Estos comienzos de invierno son los que han recibido a Floreana. El Albergue es sobrio pero no es precario. Firme como un castillo de piedra, el viento no lo mece ni lo atraviesa la lluvia. Floreana está segura.
Ha desafiado su propia descripción de sí misma con esa impetuosa visita al policlínico. Segura en ese momento de que sus sentimientos eran pulcros, le entregó a la enfermera los paquetes de cigarrillos Kent. Son para el doctor, le dijo. Cuando la enfermera le preguntó si deseaba hablar con él, ella salió casi corriendo. No se detuvo hasta llegar al comienzo de la ladera. Allí respiró y fue como encontrarse con su propia persona de visita, mirándose sin reconocerse. ¡Dios de los cielos, mi desmesura! Pero reunir las energías para subir la colina era ya trabajoso en sí mismo, y en aquel esfuerzo postergó, como otras veces, la reprimenda que creía merecer.
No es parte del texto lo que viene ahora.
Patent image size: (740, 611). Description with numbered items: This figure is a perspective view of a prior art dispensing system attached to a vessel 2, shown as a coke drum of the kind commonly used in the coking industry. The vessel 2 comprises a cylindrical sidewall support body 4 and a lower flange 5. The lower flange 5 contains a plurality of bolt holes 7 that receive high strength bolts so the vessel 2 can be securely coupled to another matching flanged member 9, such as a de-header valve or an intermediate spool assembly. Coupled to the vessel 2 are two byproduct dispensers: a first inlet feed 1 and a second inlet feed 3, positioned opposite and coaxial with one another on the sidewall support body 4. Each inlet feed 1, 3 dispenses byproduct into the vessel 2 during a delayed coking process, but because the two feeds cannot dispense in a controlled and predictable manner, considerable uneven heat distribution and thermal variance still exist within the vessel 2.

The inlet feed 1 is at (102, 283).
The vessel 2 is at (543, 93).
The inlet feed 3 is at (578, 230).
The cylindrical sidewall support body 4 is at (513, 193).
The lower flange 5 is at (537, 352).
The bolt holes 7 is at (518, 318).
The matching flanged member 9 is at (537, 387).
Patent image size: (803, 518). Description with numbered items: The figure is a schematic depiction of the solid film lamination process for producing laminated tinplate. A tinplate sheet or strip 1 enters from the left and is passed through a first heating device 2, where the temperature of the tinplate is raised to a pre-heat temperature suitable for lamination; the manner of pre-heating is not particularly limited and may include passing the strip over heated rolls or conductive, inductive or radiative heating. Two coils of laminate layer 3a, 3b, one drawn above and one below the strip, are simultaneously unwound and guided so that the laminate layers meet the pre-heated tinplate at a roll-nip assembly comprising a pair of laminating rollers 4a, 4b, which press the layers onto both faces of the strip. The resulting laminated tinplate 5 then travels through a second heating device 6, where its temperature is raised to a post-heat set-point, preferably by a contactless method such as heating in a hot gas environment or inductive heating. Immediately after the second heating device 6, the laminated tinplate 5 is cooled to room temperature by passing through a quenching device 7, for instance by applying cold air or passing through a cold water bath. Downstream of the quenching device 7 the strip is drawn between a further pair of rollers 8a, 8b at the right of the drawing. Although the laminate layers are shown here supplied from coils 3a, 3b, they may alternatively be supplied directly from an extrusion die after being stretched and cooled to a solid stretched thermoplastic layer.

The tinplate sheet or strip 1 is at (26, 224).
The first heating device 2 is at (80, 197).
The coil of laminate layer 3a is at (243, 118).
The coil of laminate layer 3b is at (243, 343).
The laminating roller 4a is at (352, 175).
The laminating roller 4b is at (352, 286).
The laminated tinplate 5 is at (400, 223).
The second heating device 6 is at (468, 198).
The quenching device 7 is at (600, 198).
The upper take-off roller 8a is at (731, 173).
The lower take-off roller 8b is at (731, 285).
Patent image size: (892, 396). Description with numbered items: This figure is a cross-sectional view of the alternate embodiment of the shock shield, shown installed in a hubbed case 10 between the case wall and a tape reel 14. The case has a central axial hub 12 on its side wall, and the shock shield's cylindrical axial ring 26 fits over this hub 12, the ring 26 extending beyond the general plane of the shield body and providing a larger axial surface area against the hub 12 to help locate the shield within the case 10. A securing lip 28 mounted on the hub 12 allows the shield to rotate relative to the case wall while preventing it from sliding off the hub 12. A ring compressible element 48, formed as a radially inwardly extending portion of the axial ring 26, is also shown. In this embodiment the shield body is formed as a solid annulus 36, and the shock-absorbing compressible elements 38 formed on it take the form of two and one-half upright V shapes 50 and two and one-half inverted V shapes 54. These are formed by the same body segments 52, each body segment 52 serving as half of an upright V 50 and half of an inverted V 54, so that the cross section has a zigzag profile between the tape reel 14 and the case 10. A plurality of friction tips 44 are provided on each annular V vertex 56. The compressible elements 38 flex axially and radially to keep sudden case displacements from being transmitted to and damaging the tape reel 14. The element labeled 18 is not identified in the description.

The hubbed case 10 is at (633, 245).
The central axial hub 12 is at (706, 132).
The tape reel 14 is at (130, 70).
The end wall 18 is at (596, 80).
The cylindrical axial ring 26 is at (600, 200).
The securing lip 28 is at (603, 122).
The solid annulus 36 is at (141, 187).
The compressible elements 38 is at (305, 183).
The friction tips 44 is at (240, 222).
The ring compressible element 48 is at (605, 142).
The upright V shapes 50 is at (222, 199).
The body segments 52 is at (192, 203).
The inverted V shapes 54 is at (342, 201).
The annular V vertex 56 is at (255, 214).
El cementerio del pueblo, con sus tumbas mirando al mar desde lo alto, indiferente al estampido de las olas, se halla a medio camino de la subida. Majestuoso el paraje, humildes las moradas finales. A Floreana siempre le ha gustado visitar los cementerios en los lugares a los que llega, piensa que siempre entregan claves sobre sus habitantes. Se interna por la pequeña senda para acudir a esta primera cita. Entre las cuatro y media y las cinco se marca el inicio de la tarde para Floreana en estos días. Son las cuatro, aún es temprano.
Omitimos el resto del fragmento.